Did you ever wonder if Velma got tired of being the smart girl, and just wanted to get lasik, or at least contact lenses? Or, if she really liked hiding behind her big, black, unattractive eyeglass frames while Daphne snagged all the cute guys? Because we all know what happens after the cute guys leave Daphne for some other girl and Daphne, Velma, Shaggy & Scooby have a long all-nighter with Haagen-Daz and brownies, talking about how they actually thought they might have seen Daphne's ex on America's Most Wanted. You know. To make her feel better about him dumping her for that waitress at Dairy Queen.Maybe Velma secretly was a sexpot. I mean, you know what happens in the videos when the librarian in ugly glasses whips the glasses off, flops her hair around, Charlie's Angel's style, and goes after the cute young guy who's been in the library writing his Master's Thesis on, say, Slime Molds.

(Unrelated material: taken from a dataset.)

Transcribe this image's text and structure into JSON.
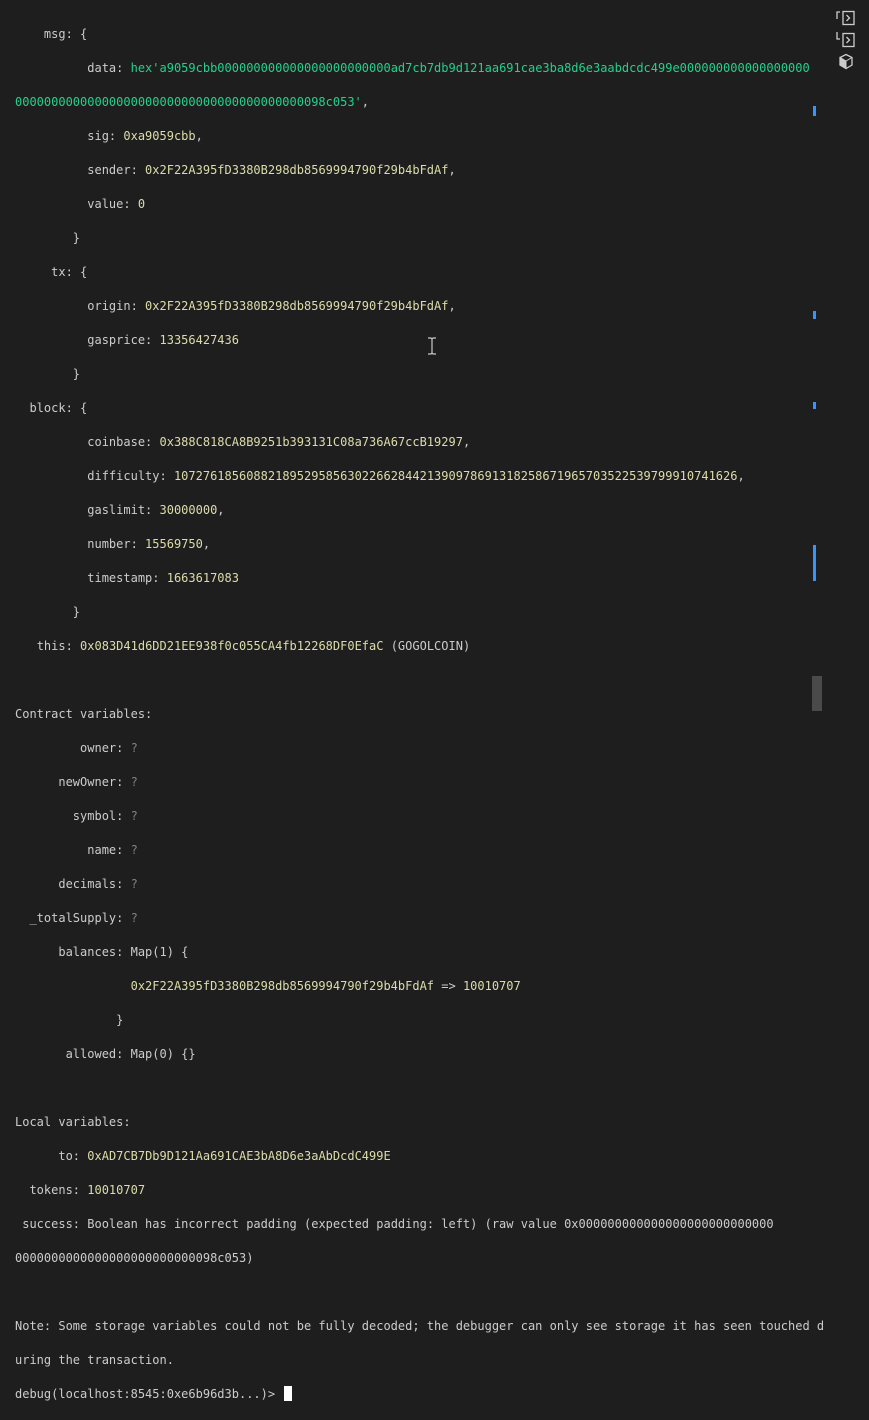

Maybe Velma earned her way through college as a stripper at a tasteful "gentlemen's club". Or, perhaps she was a brainy college student by day, porn queen by night.

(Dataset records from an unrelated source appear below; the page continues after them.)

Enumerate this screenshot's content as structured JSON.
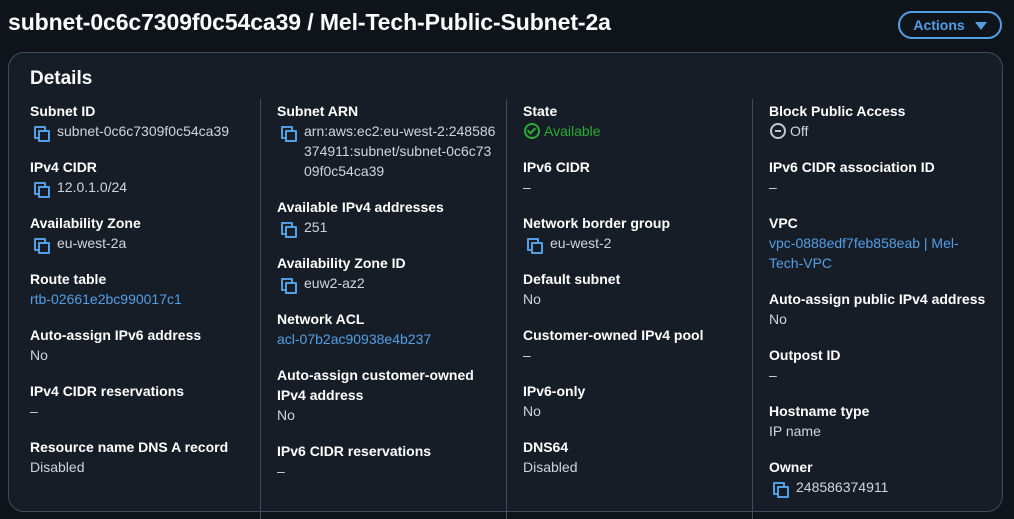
{
  "header": {
    "title": "subnet-0c6c7309f0c54ca39 / Mel-Tech-Public-Subnet-2a",
    "actions_label": "Actions"
  },
  "details": {
    "title": "Details",
    "col1": [
      {
        "label": "Subnet ID",
        "value": "subnet-0c6c7309f0c54ca39"
      },
      {
        "label": "IPv4 CIDR",
        "value": "12.0.1.0/24"
      },
      {
        "label": "Availability Zone",
        "value": "eu-west-2a"
      },
      {
        "label": "Route table",
        "value": "rtb-02661e2bc990017c1"
      },
      {
        "label": "Auto-assign IPv6 address",
        "value": "No"
      },
      {
        "label": "IPv4 CIDR reservations",
        "value": "–"
      },
      {
        "label": "Resource name DNS A record",
        "value": "Disabled"
      }
    ],
    "col2": [
      {
        "label": "Subnet ARN",
        "value": "arn:aws:ec2:eu-west-2:248586374911:subnet/subnet-0c6c7309f0c54ca39"
      },
      {
        "label": "Available IPv4 addresses",
        "value": "251"
      },
      {
        "label": "Availability Zone ID",
        "value": "euw2-az2"
      },
      {
        "label": "Network ACL",
        "value": "acl-07b2ac90938e4b237"
      },
      {
        "label": "Auto-assign customer-owned IPv4 address",
        "value": "No"
      },
      {
        "label": "IPv6 CIDR reservations",
        "value": "–"
      }
    ],
    "col3": [
      {
        "label": "State",
        "value": "Available"
      },
      {
        "label": "IPv6 CIDR",
        "value": "–"
      },
      {
        "label": "Network border group",
        "value": "eu-west-2"
      },
      {
        "label": "Default subnet",
        "value": "No"
      },
      {
        "label": "Customer-owned IPv4 pool",
        "value": "–"
      },
      {
        "label": "IPv6-only",
        "value": "No"
      },
      {
        "label": "DNS64",
        "value": "Disabled"
      }
    ],
    "col4": [
      {
        "label": "Block Public Access",
        "value": "Off"
      },
      {
        "label": "IPv6 CIDR association ID",
        "value": "–"
      },
      {
        "label": "VPC",
        "value": "vpc-0888edf7feb858eab | Mel-Tech-VPC"
      },
      {
        "label": "Auto-assign public IPv4 address",
        "value": "No"
      },
      {
        "label": "Outpost ID",
        "value": "–"
      },
      {
        "label": "Hostname type",
        "value": "IP name"
      },
      {
        "label": "Owner",
        "value": "248586374911"
      }
    ]
  },
  "colors": {
    "background": "#0f141a",
    "panel": "#161d26",
    "link": "#539fe5",
    "success": "#29ad32",
    "border": "#414d5c"
  },
  "icons": {
    "copy": "copy-icon",
    "status_available": "status-positive-icon",
    "status_off": "status-stopped-icon",
    "dropdown": "caret-down-icon"
  }
}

But, let me tell you. At night, after Velma took off her glasses, even after having to squint around desperately looking for those glasses after putting them down, cause she can't see to find the stupid things without them, and then settled down next to a good, thick book and a glass of Merlot, after a long day nabbing cleverly costumed criminals and having Fred take the credit for it all AGAIN, well. Let's just say Shaggy wasn't the only one who understood the value of a Peanut Butter and Jelly pizza topped with Scooby Snacks. But that still doesn't mean she wasn't a smoldering sexpot. Behind those dark frames may have lurked a woman who was undressing you with her eyes. I mean, how else did she know all those "ghosts" were really Mr. Jenkins from the real estate office? She knew, cause she had memorized every inch of his ruggedly handsome face and strong, gently calloused hands.